In the case of linear compressibility β, it emerges clearly from figure 7(b) that the ac plane has greater anisotropy than ab and bc planes. For the ab plane, β increases continuously from 3.411 (TPa)⁻¹ (β_min in table 9) to 5.529 (TPa)⁻¹ as the angle (with a axis) increases from 0° to 90°. In ac plane, an increase of the angle (with a axis) from 0° to 90° results in a continuous increase of linear compressibility β from 3.411 (TPa)⁻¹ to 8.359 (TPa)⁻¹ (β_max in table 9). In the case of bc plane, as the angle (with b axis) varies from 0° to 90°, β increases continuously from 5.529 (TPa)⁻¹ to 8.359 (TPa)⁻¹. The different types of physical quantities may have different levels of anisotropy corresponding to a given plane of the same material. The present investigation shows that among ab, ac and bc planes, the anisotropy is high in ac plane for linear compressibility, whereas the anisotropy is high in bc plane for Young's modulus.

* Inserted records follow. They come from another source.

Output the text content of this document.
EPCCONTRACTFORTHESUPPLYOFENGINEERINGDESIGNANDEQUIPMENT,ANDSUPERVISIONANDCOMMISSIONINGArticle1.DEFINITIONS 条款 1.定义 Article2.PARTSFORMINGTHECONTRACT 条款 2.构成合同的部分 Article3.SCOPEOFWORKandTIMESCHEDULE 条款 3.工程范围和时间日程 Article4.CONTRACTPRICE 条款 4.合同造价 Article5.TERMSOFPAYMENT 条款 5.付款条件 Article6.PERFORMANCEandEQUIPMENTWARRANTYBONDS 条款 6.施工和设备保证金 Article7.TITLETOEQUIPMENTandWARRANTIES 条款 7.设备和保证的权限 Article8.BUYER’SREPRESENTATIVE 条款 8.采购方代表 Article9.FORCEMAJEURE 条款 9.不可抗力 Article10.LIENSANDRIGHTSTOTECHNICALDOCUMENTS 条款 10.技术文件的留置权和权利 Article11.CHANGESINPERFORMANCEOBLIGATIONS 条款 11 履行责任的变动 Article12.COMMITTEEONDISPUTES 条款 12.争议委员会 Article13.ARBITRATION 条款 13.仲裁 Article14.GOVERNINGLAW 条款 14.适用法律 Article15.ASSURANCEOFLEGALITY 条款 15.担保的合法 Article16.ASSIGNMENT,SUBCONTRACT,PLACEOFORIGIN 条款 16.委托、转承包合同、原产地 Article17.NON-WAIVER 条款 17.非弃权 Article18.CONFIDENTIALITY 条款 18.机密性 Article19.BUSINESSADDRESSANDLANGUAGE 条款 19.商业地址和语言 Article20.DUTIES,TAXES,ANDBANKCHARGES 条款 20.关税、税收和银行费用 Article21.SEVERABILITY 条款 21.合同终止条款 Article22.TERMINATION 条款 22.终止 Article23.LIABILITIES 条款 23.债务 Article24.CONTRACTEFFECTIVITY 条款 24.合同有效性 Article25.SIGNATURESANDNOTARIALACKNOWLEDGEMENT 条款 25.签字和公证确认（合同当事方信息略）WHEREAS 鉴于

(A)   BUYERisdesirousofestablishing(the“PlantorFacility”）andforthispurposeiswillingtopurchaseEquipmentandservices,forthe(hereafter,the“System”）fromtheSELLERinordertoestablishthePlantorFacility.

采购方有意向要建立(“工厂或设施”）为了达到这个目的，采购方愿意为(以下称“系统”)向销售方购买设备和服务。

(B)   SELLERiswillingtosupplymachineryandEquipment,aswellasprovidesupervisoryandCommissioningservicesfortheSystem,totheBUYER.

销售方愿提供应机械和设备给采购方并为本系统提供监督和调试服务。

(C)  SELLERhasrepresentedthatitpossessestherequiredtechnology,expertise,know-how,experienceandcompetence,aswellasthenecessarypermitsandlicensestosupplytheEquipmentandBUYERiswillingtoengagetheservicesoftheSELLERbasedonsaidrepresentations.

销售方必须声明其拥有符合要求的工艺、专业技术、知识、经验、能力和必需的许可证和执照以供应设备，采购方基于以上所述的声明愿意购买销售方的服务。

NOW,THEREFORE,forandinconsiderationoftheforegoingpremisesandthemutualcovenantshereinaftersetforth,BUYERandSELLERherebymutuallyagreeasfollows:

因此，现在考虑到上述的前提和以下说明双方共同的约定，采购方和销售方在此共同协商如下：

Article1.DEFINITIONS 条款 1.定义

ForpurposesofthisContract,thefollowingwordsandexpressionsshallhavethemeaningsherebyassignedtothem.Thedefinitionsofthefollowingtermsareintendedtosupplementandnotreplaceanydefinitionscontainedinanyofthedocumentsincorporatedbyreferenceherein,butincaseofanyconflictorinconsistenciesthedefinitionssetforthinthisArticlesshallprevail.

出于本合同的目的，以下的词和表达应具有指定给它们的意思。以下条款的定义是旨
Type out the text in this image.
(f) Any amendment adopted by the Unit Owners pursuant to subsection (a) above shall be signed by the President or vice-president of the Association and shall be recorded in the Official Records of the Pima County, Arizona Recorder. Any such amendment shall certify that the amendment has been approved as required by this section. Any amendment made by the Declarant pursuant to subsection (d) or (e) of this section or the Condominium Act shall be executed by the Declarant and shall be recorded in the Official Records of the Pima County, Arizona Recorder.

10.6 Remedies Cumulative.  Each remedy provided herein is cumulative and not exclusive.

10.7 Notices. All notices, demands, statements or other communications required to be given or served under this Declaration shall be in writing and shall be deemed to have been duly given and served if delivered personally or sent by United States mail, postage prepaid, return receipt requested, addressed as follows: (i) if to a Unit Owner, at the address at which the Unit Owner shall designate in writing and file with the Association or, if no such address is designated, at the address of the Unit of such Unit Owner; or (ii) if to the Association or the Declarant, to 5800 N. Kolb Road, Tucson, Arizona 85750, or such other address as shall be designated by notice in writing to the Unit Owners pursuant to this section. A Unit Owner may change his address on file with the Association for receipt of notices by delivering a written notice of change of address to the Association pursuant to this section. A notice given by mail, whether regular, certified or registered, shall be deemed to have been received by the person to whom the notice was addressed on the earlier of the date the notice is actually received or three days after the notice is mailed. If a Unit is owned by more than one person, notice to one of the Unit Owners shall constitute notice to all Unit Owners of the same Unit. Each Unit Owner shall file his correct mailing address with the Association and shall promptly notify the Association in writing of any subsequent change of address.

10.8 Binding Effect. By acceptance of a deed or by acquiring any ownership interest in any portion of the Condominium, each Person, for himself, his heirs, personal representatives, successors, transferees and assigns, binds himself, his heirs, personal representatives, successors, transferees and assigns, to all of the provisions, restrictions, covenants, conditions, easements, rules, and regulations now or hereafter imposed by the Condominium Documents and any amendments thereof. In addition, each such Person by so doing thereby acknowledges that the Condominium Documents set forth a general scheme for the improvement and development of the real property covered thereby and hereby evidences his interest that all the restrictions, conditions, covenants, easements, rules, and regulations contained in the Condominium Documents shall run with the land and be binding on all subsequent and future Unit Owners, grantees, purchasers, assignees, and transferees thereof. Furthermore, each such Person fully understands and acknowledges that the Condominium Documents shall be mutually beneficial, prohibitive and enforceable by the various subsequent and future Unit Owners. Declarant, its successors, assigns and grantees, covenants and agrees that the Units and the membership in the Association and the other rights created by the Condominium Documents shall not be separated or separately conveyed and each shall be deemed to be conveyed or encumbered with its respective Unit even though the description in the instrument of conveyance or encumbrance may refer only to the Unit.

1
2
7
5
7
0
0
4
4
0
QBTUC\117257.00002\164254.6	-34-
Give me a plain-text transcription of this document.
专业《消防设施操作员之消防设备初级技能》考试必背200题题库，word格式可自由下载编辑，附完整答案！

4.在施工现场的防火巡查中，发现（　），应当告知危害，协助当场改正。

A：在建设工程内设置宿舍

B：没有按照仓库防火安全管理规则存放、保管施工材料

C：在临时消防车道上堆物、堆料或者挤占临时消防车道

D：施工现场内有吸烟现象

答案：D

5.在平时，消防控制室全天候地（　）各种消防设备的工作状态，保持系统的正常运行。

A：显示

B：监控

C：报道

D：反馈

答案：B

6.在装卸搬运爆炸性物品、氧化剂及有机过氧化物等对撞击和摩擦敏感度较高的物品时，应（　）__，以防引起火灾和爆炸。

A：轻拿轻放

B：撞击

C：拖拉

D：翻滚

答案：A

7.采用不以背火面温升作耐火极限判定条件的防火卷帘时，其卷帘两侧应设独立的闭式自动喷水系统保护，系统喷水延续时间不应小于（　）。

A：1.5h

Debye temperature, which is a useful variable, correlates the thermodynamic properties with elastic properties of the crystal [54]. The Debye temperature of the material is related to its thermal conductivity [55]. Thermal conductivity is an important parameter for heat transfer phenomena. Hence, concerning the dissipation of heat, the thermal conductivity is a significant factor for determining the speed and efficiency of the electronic devices. The Debye temperature is a function of the aggregate elastic properties (polycrystalline bulk modulus B_H and shear modulus G_H) [54]. The Debye temperature ${\theta }_{{\rm{D}}}$ is related to average sound velocity ${v}_{{\rm{m}}}$ in a crystal by the expression [54]

$$\begin{eqnarray}&&{\theta }_{{\rm{D}}}=\displaystyle \frac{h}{k}{\left[\displaystyle \frac{3n}{4\pi }\left(\displaystyle \frac{{{\rm{N}}}_{{\rm{A}}}\rho }{M}\right)\right]}^{1/3}{v}_{{\rm{m}}}\end{eqnarray} \tag{ 17 }$$

where h is Planck's constant, N_A is Avogadro's constant, $\rho$ is the density, k is Boltzmann's constant, M is the molecular mass, n is the number of atoms in the molecule. Average sound velocity ${v}_{{\rm{m}}}$ in a polycrystalline substance may be expressed as [54]

$$\begin{eqnarray}&&{v}_{{\rm{m}}}={\left[\displaystyle \frac{1}{3}\left(\displaystyle \frac{2}{{v}_{{\rm{s}}}^{3}}+\displaystyle \frac{1}{{v}_{l}^{{\rm{3}}}}\right)\right]}^{-1/3}\end{eqnarray} \tag{ 18 }$$

where ${v}_{{\rm{s}}}$ and ${v}_{l}$ represent the average shear and longitudinal sound velocities, respectively. These velocities may be expressed in terms of density ρ, polycrystalline bulk modulus B_H and shear modulus G_H [54]:

$$\begin{eqnarray}&&{v}_{{\rm{s}}}={\left[\displaystyle \frac{{G}_{{\rm{H}}}}{\rho }\right]}^{1/2}\end{eqnarray} \tag{ 19 }$$

$$\begin{eqnarray}&&{v}_{l}={\left[\displaystyle \frac{3{B}_{{\rm{H}}}+4{G}_{{\rm{H}}}}{3\rho }\right]}^{1/2}\end{eqnarray} \tag{ 20 }$$

For the alpha phase of CdP₂, the calculated values of mean sound velocity and Debye temperature are 2769 m s^–1 and 288.1 K respectively. The calculated values of shear sound velocity and longitudinal sound velocity are given in table 10.